Veranstaltungen werden uns in der Regel von den Veranstaltern selbst angeboten. Wenn wir überregional etwas Interessantes finden, nehmen wir das mit auf. 

Auch die AnbieterInnen kommen generell auf uns zu, denn wir machen momentan keine aktive Acquise (Anzeigenwerbung). Wenn Sie Lust dazu hätten, uns bei der Acquise zu helfen, dann wären wir sehr dankbar! Wir sind da nicht so talentiert…

 

Was kostet das Achtsame Leben?

Die Zeitschrift wird nach wie vor kostenlos verteilt. Die Gesamtkosten belaufen sich jedoch pro Ausgabe auf ca. 6000 € mit Gestaltung, Druck und Versand/ Beilegen. Unsere Arbeitszeiten sind da nicht mit drin. Die kommen natürlich noch dazu.

 

Wie finanziert sich das Achtsame Leben?

Das Heft finanziert sich komplett über die Anzeigen und Beilagen. Wir sind in der glücklichen Lage, schon lange am Markt zu sein und daher viele Stammkunden zu haben, die z.T. schon jahrelang mit ihren Anzeigen das Heft mitfinanzieren. Dafür an dieser Stelle mal wieder ein herzlicher Dank!! Der „Marktplatz“ ist ja so etwas wie die Gelben Seiten für den Alternativ-Gesundheitsmarkt. Da gehen manchmal Kunden raus, aus den unterschiedlichsten Gründen (Alter, andere Arbeit, brauchen keine Werbung mehr, genug Klienten, selten einmal wegen fehlender Resonanz). Meistens kommt aber die gleiche Anzahl neu hinzu, die ausgeschieden ist, so dass sich der Bereich sehr konstant hält.

 

Wenn die Redaktion steht, geht der Newsletter raus mit der Erinnerung, dass ein neues Heft in Planung ist, falls man noch was ankündigen möchte. Auch der Newsletter wird natürlich von mir gestaltet, damit das nicht so lieblos hingeschustert wirkt. Und danach fängt Karl-Heinz an herumzutelefonieren bei den Verlagen und überregionalen Anbietern, ob sie eine Anzeige schalten möchten. Das wird leider immer schwieriger, weil viele Verlage nicht mehr so gerne Anzeigen in Printmedien schalten (sie versprechen sich häufig mehr davon, die Bücher selbst zu verkaufen über ihre Onlineshops o.a.). Aber auch bei den Verlagen haben wir einige Stammkunden, die uns all die Jahre immer wieder mit ihren Anzeigen unterstützt haben. Auch dafür herzlichen Dank!!

 

Das Heft wird gestaltet

Nun kommt unser Gestalter Peter Gerd Jaruschewski hinzu. Ihm schicken wir alles was wir an Material haben und er bringt es in Form. Problematisch ist dabei oft, dass manche Anbieter erst kurz vor oder sogar nach Anzeigenschluss kommen und noch ins Heft wollen. Da hat er dann schon alles in die gewünschte Reihenfolge gebracht und dann muss alles nochmal umgestellt werden, weil diese Anzeige noch mit rein soll oder jene. Das führt dann regelmäßig zu stressigen Situationen kurz vor Druckabgabe. Aber am Ende kriegt er das doch alles hin und ein weiteres schönes Heft ist entstanden. Das Heft geht meistens drei Wochen vor Erscheinungstermin in Druck.

 

Wie geht’s mit dem gedruckten Heft weiter?

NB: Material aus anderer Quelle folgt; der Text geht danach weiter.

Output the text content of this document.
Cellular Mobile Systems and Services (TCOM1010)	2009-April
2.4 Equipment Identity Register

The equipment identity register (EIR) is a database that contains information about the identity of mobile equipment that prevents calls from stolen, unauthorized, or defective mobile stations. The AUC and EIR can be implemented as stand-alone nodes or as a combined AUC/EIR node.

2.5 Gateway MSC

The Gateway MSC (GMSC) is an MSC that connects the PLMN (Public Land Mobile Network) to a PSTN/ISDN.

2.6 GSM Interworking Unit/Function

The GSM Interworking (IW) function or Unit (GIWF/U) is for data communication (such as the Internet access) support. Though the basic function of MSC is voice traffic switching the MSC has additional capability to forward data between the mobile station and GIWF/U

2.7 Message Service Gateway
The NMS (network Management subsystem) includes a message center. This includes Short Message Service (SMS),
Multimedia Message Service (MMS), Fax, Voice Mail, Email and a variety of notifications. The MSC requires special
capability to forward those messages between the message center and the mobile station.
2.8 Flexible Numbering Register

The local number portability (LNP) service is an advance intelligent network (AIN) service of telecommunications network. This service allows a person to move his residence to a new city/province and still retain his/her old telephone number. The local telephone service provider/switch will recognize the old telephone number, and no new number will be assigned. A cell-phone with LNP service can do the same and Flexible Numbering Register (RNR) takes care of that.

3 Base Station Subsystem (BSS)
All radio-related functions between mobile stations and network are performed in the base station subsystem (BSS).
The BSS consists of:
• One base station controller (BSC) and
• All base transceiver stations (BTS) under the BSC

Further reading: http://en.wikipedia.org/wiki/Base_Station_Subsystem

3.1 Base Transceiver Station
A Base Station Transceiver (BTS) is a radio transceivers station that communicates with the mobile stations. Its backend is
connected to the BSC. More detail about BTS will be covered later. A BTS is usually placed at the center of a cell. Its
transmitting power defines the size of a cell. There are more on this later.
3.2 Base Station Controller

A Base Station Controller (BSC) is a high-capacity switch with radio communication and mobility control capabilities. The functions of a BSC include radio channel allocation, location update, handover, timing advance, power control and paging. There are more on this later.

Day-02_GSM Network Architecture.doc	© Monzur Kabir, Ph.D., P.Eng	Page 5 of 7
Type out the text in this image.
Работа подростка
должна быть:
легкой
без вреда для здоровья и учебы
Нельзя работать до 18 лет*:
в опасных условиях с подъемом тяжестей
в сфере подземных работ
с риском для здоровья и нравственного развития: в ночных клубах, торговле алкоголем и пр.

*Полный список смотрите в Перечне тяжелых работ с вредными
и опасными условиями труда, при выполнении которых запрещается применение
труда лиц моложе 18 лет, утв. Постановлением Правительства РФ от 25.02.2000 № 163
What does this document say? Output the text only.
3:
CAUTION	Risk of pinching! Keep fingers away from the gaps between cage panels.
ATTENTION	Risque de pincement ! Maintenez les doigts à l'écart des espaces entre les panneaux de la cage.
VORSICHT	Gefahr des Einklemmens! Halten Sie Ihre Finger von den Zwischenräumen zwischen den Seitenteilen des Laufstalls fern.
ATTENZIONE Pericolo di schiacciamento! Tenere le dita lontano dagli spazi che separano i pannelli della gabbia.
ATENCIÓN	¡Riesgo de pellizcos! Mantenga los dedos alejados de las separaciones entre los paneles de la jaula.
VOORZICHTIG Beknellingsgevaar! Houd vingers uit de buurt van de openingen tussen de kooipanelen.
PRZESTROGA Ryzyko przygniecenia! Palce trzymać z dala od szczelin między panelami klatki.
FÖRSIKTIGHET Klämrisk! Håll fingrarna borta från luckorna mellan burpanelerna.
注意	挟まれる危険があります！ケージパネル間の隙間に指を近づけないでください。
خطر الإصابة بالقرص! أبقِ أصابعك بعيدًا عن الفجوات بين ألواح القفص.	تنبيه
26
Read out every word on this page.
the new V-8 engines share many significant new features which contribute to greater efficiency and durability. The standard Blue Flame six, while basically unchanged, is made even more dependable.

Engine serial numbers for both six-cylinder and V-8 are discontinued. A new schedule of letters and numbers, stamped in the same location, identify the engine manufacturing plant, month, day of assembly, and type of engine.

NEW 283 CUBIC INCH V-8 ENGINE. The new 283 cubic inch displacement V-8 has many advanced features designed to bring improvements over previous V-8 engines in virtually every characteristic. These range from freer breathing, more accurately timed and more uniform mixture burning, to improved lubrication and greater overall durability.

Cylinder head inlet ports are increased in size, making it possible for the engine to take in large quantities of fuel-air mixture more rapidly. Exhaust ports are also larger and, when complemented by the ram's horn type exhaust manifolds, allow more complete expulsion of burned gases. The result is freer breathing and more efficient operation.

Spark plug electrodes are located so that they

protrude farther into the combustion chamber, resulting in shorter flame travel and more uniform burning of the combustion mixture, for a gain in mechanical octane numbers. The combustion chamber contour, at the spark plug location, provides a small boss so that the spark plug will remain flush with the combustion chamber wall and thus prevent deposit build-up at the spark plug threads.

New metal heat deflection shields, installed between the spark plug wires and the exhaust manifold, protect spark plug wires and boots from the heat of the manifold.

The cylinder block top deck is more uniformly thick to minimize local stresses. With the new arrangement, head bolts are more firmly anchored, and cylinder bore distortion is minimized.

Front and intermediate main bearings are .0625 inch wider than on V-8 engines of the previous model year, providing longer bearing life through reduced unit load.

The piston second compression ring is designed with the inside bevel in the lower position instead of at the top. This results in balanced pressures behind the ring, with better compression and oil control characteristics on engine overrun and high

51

Während das Heft gedruckt wird, macht Karl-Heinz die Rechnungen fertig und die Aufkleber für die Päckchen und Pakete, was mehrere Stunden in Anspruch nimmt. Acht Werktage, nachdem das Heft in Druck gegangen ist, kommt es hier bei uns zuhause an – und dann stehen hier 800-900 Kilo Papier vor der Tür, die reingetragen werden müssen. Lange Zeit haben wir das selbst gemacht, immer 30-Kilo-Pakete zu zweit reingeschleppt, aber unsere Rücken sind jetzt dagegen und so holen wir uns nun Hilfe. Als nächstes kommen unsere fleißigen SchülerInnen oder StudentInnen, die die Beilagen in die Hefte packen. Das dauert meistens 2 Nachmittage. 

Sobald die Beilagen drin sind, kann es losgehen mit dem Verteilen und Verschicken. Karl-Heinz verpackt dann immer an die 160 Päckchen/ Pakete, die hier abgeholt werden vom Paketdienst. Das dauert meist ein ganzes Wochenende. Anschließend macht er noch alle Belegexemplare an die Anzeigenkunden fertig und versendet sie.

Währenddessen fahre ich die anderen Auslagestellen in der Stadt Oldenburg und im Umland an und verteile so an die 3200 Hefte. Das dauert in der ersten Runde ca. 3 Tage, im Laufe des Vierteljahres nochmal 2 Tage. 

 

Das Achtsame Leben geht online

Wenn die Printausgabe verteilt und versendet ist baue ich das Heft komplett ins Internet ein. Das dauert ca. 6-7 Stunden. Im Laufe der 3 Monate werden dann noch die Beiträge bei Facebook und Google+ gepostet.

  

Sie sehen, so ein Magazin zu machen ist ein ganz schöner Aufwand. Aber es macht uns ja auch wirklich Freude und wir machen es sehr gerne!

 


Der Königsfurt - Urania Verlag feiert 40 Jahre!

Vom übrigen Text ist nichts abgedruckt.